Mental health needs more help

Editor, OBSERVER:

September is Suicide Prevention Month and it’s important that we are there for each other and take steps to prevent suicide.

The American Foundation for Suicide Prevention’s theme for the month is to #KeepGoing, by taking simple actions to safeguard our mental health and save lives. From learning the warning signs for suicide and what to do if you are worried someone is struggling, to bringing education programs to your community, we can all learn new ways to help each other save lives.

One action I’m taking is to urge my public officials to prioritize suicide prevention and mental health. When someone is in acute crisis, it’s hard for them to think clearly, and even reaching out for help can be a struggle. For this reason, it is vital that Congress pass the National Suicide Hotline Designation Act (H.R.4194/S.2661) to make a three-digit number for the National Suicide Prevention Lifeline a reality. This legislation will provide the funding and resources needed by crisis centers across the country that support those struggling with their mental health and thoughts of suicide.

In this time of uncertainty, we all need to find new ways to connect and support each other. Together, we #KeepGoing.

SHONDRA RISCILLI,

Westfield

An education found in ‘Hamilton’

Editor, OBSERVER:

Have you seen the musical “Hamilton”? It’s playing on the Disney channel right now. It’s guaranteed to tickle your interest in history, the founding fathers, and the Constitution of the United States of America.

The federalist papers, for example, were written anonymously (by Alexander Hamilton, James Madison, and John Jay under the pen name “Publius”) to persuade Americans that the Constitution was the way the country should go. The federalist papers were submitted as a series of opinions, or editorials (the 18th century version of social media).

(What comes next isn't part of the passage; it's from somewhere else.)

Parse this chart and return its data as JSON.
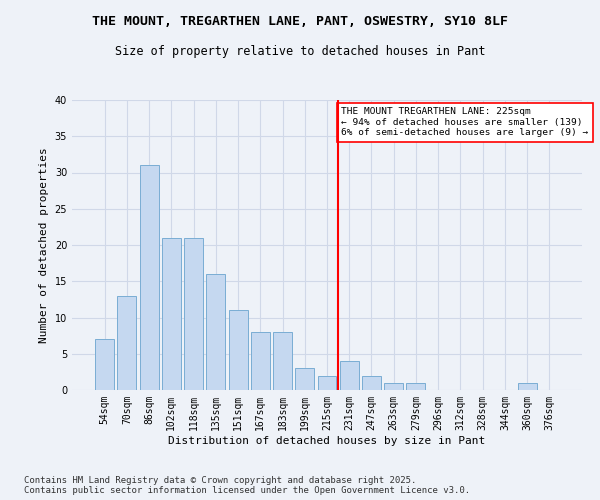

The papers reflect not only their writers’ brilliance and intellect, but also their understanding of human nature and history. They reflect an abiding faith that three branches of government, with separation of powers, and checks and balances, would prevent abuse by any one branch.

In Federalist 37, Madison explained why a faultless plan was not to be expected since, with men, fallibility is inevitable. The real world requires the appropriate open-minded spirit. The papers were intended for moderates interested in serious inquiry, while grasping the difficulty of drawing precise dividing lines in anything. The founders understood compromise to be key.

On Sept. 17, the United States will celebrate Constitution Day. What better time than now to study the Constitution again (or for the first time, as the case may be) and – in a spirit of open-mindedness — decide for ourselves how we’re doing.

As we careen, inexorably, toward the general election on Nov. 3, it’s the perfect time to think about Hamilton, the Constitution, and what democracy entails.